I was told once that if you want to tell a lie, write history. If you want to tell the truth, write fiction. Fiction begins and ends in the author’s imagination. The universe is whatever size and shape you say it is. Whereas, history is the story of everything that ever was. You couldn’t possibly produce enough accurate facts to keep the story straight. (To the end?)
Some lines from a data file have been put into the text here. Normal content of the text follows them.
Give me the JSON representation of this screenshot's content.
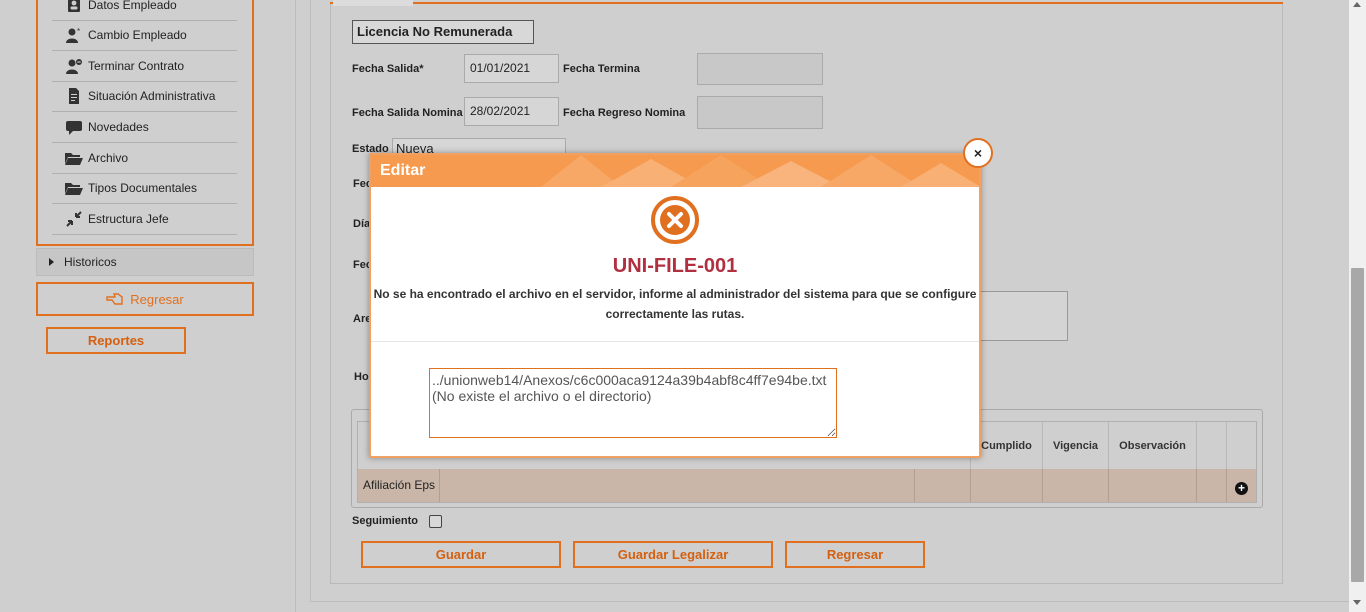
{
  "sidebar": {
    "items": [
      {
        "label": "Datos Empleado",
        "icon": "id-card-icon"
      },
      {
        "label": "Cambio Empleado",
        "icon": "user-star-icon"
      },
      {
        "label": "Terminar Contrato",
        "icon": "user-minus-icon"
      },
      {
        "label": "Situación Administrativa",
        "icon": "document-icon"
      },
      {
        "label": "Novedades",
        "icon": "comment-icon"
      },
      {
        "label": "Archivo",
        "icon": "folder-open-icon"
      },
      {
        "label": "Tipos Documentales",
        "icon": "folder-open-icon"
      },
      {
        "label": "Estructura Jefe",
        "icon": "compress-icon"
      }
    ],
    "historicos": "Historicos",
    "regresar": "Regresar",
    "reportes": "Reportes"
  },
  "form": {
    "title": "Licencia No Remunerada",
    "fecha_salida_label": "Fecha Salida*",
    "fecha_salida_value": "01/01/2021",
    "fecha_termina_label": "Fecha Termina",
    "fecha_salida_nomina_label": "Fecha Salida Nomina",
    "fecha_salida_nomina_value": "28/02/2021",
    "fecha_regreso_nomina_label": "Fecha Regreso Nomina",
    "estado_label": "Estado",
    "estado_value": "Nueva",
    "partial_labels": [
      "Fec",
      "Día",
      "Fec",
      "Are",
      "Ho"
    ],
    "seguimiento_label": "Seguimiento"
  },
  "grid": {
    "columns": [
      "Cumplido",
      "Vigencia",
      "Observación"
    ],
    "rows": [
      {
        "label": "Afiliación Eps"
      }
    ]
  },
  "buttons": {
    "guardar": "Guardar",
    "guardar_legalizar": "Guardar Legalizar",
    "regresar": "Regresar"
  },
  "modal": {
    "title": "Editar",
    "close": "×",
    "error_code": "UNI-FILE-001",
    "error_message_line1": "No se ha encontrado el archivo en el servidor, informe al administrador del sistema para que se configure",
    "error_message_line2": "correctamente las rutas.",
    "error_detail": "../unionweb14/Anexos/c6c000aca9124a39b4abf8c4ff7e94be.txt\n(No existe el archivo o el directorio)"
  },
  "colors": {
    "accent": "#e07020",
    "modal_header": "#f59a4e",
    "error_code": "#b03040"
  }
}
A kind of fiction begins to germinate in my brain when I’m told that the singer from the band Sheer Funk and Misery, Spencer Bell, died in his sleep. It’s important to know that I never met Spencer, at least not formally. If I try hard enough I can see his face as he passes me in the halls of our high school. His life exists on the outskirts of my reality. The only thing that keeps me thinking of his death is a cd put in my hands by a woman working the desk of the pre-school where I volunteered once.
“Just listen to this stuff, this kid had infinite potential.” She says to me. The words “infinite potential” set off a trigger inside me. I listen to the music in the parking lot—I mean really listen. There was undeniable talent in Spencer. Once I gave voice to that thought, my imagination was set loose chasing all sorts of potential futures. Perhaps that’s how I came to hold this version of Spenser’s death so vividly in my mind:
He is climbing the stairs of a dilapidated apartment building somewhere in Brooklyn.
His face is a mask of contemplation as he jiggles his key, attempting to find a purchase in a slightly defective lock. As he enters the place he’s been calling home for the last two years, he passes his acoustic guitar, laid across the couch, recently played. Brand new strings across its well-worn fret-board. It’s dark outside. If you could see stars from the city, they would have been arrayed in full force. The apartment is perfectly still, and silent. Only the near constant sound of traffic is present. Perhaps the shadow of a smile crept in, as he scribbled some lyrical paradox, or a metaphor rife with double meanings. Another long day in the city comes to a close. A future brimming with possibilities. Just one more time strumming on those bright, brilliant new strings. One more crescendo before unceremoniously stripping down and rolling into bed. One last thought before resting his head on that pillow. One last puzzle piece locking in place before closing his eyes for good.
For some reason, I allowed this fiction to go unquestioned for years. I can’t even recall who gave me the news. Recently, I looked into the official story. He was diagnosed with adrenal Cancer. He had moved back to Michigan months before the events that led to the discovery of his cancer. He spent eleven days in a hospital bed before passing away peacefully, in his sleep. My reality grew from the very last bit of Spencer’s story.
Truth, is a deadly poison if you swallow it with enough alcohol. Guilt is a useless emotion. I keep listening to the songs off this homemade cd. Scanning for something that will validate my fictional idea of what Spencer was like. It’s in the Lyrics. I’m convinced I’ll find the answer in the lyrics. Something about the delivery of it all. You can tell, in this moment made permanent, this guy is alive. Lucid. Aware of his impermanence.
Spencer spends twenty years growing. Twenty years building towards that infinite potential. He knows where he’s going. Where we’re all going for that matter. He’s seen the cover of the box. The picture is clear, but his version of the puzzle doesn’t match up. All of a sudden, a hidden clock strikes midnight. His time is up. He hurriedly slides a few oddly shaped pieces in place. Its unsatisfying. There are so many holes. So many things left behind, half complete. So much of the picture is left unfinished.